So many programmes, so little to watch. So I took to my film list instead. Now, trawling through, I noticed that The Life of Galileo was quite highly rated - and searching on YouTube, I found a copy. So I just watched that. Lots of famous people in it - turned out not to be the one on my list, but it did pass the time.
Based on a play by Brecht, it follows Galileo through the years between his pioneering of the new-fangled telescope to the University of Padua, where he was working at the time, and his smuggling out of his new book of scientific theories while under house arrest, decades later. So, a potted history of his scientific career, showing some experiments in between his clashes with the Church, which disagreed with his idea of the Earth rotating around the Sun. And you just didn't disagree with the Church, in those days.. not with the threat of the Inquisition hanging over you..
First thing that struck me about this version on YouTube, in retrospect, is that the initial link you follow is only good for about 1 hour and 8 minutes, after which the rest of the running time is taken up with a mish-mash of previous scenes!

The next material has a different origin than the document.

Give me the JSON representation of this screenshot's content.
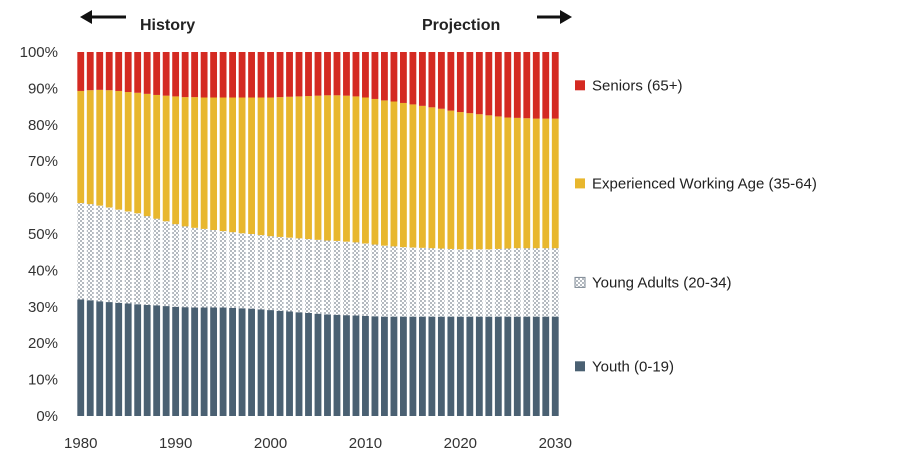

Luckily, I checked the comments - where someone had warned about that, and in the replies to the comment was a link to "Part 2". Which picks up where the other left off, and curiously also runs for about the same time, with nearly half an hour afterwards of mixed-up scenes from earlier.
Galileo is played by Topol - Edward Fox is the Cardinal Inquisitor, and other famous Cardinals are Sir John Gielgud, Patrick Magee, and Michael Lonsdale, who has an interest in science himself, which only proves a burden when he becomes Pope. Margaret Leighton shows up as an elderly lady at the Florentine court.
It's played quite stiffly in general, which dates it - Topol does a decent job though, portraying an enthusiastic scientist who turns into a rebellious old man by the end. The Church comes off quite badly, naturally, with a snide dismissal of fact in favour of belief and tradition. One thing did annoy me enormously - what, oh what, do we need the trio of boys for, popping up at regular intervals to sing a summary of where we are in the story? Wouldn't have annoyed me nearly as much if I'd understood more than about half of what they were singing.
What the hey, the story is enduringly interesting, and a tribute to the tenacity of scientists who propose unpopular theories.